Wah karena sepi, aku jadi santai membaca tiap-tiap informasi dan mengamati koleksinya. Menurutku museum M.H. Thamrin memiliki kaitan dengan Museum Sumpah Pemuda yang berjarak sekitar 1.5 kilometer. Setelah berpamitan ke petugas museum, aku pun melangkah menuju Museum Sumpah Pemuda dan tujuan akhir hari itu adalah Museum Kebangkitan Nasional.

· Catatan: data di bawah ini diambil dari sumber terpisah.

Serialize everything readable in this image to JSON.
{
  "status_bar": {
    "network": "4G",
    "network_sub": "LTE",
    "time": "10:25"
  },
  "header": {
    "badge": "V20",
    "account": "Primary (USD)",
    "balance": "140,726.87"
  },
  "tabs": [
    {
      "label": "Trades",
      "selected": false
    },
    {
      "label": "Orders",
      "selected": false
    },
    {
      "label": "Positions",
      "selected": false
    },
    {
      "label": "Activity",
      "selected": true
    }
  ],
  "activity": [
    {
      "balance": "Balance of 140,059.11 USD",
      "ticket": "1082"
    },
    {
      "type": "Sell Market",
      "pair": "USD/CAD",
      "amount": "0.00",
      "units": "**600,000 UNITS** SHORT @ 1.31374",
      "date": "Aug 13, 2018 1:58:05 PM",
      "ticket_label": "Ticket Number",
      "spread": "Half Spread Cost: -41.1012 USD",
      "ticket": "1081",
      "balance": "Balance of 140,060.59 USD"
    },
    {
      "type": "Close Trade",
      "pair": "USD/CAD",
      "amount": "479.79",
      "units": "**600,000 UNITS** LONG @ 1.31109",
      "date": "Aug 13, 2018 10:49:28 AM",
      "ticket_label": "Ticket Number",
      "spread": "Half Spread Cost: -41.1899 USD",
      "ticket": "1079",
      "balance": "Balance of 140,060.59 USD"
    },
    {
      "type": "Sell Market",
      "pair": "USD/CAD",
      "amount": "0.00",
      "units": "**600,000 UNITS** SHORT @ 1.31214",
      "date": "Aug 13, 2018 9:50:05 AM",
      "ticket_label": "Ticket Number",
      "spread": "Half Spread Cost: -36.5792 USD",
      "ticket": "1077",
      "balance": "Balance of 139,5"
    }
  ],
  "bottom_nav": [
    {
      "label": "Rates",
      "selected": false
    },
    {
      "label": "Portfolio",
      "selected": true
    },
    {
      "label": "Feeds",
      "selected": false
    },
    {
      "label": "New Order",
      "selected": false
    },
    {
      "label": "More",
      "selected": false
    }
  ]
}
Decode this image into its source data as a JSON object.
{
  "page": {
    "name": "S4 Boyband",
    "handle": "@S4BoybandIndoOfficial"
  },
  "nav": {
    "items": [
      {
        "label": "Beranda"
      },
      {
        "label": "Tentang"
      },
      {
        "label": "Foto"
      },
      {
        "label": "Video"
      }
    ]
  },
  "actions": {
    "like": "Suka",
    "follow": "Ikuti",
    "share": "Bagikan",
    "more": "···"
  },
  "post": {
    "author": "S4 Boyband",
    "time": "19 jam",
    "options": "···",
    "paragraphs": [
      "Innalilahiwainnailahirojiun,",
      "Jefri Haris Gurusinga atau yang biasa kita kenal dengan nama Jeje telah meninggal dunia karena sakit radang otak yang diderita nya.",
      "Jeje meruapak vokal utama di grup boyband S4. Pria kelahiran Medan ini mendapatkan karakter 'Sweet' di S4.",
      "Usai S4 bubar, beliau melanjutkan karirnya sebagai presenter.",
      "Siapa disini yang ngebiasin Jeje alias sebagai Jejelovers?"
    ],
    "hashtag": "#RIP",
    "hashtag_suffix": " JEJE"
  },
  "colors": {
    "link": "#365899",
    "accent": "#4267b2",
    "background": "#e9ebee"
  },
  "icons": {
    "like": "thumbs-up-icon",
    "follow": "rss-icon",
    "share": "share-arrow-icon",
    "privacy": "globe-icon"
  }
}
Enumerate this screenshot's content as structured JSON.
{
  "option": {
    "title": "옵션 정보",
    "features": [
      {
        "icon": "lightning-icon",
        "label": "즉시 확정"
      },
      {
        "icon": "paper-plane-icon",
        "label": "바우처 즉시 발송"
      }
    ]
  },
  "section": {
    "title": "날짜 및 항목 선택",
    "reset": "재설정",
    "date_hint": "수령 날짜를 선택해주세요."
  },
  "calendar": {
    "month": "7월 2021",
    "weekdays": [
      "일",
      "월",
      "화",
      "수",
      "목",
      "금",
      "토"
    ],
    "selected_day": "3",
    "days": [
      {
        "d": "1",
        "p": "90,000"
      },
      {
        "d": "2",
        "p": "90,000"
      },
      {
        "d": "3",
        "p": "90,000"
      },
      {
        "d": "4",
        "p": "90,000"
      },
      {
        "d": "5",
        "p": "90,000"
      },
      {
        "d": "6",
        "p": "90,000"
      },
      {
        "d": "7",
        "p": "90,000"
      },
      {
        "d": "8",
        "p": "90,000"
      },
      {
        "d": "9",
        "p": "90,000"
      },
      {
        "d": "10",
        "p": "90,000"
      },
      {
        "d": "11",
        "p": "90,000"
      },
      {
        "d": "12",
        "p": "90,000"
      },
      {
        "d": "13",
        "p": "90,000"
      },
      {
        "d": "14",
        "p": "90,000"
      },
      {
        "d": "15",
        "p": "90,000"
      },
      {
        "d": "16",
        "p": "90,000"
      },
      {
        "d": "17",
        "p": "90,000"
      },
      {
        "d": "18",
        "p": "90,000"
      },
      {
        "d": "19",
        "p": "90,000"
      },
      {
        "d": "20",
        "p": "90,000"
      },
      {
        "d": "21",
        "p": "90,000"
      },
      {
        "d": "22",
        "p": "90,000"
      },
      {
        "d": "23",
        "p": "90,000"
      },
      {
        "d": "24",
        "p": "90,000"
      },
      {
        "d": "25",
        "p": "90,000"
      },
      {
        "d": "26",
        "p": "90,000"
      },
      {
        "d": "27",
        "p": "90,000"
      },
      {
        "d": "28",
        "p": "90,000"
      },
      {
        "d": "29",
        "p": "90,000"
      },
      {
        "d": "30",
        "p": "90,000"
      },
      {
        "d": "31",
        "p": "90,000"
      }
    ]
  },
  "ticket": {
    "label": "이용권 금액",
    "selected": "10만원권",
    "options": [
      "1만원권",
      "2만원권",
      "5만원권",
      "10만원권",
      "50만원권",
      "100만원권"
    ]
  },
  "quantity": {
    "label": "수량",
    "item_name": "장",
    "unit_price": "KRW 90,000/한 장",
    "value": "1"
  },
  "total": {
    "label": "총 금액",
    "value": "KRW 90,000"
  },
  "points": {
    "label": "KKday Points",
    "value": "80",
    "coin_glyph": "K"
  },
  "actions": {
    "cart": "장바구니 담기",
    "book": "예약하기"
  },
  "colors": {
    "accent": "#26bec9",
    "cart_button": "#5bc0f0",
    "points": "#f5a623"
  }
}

Semuanya punya benang merah yaitu pergerakan nasional.
Oh iya museum ini bisa diakses dengan transportasi umum. Kalian bisa turun di stasiun komuter Cikini lalu lanjut berjalan kaki sekitar 800 meter melewati jembatan dan pasar Cikini. Atau juga bisa turun di halte TransJakarta di Salemba Universitas Indonesia lalu dilanjutkan berjalan kaki sekitar 500 meter.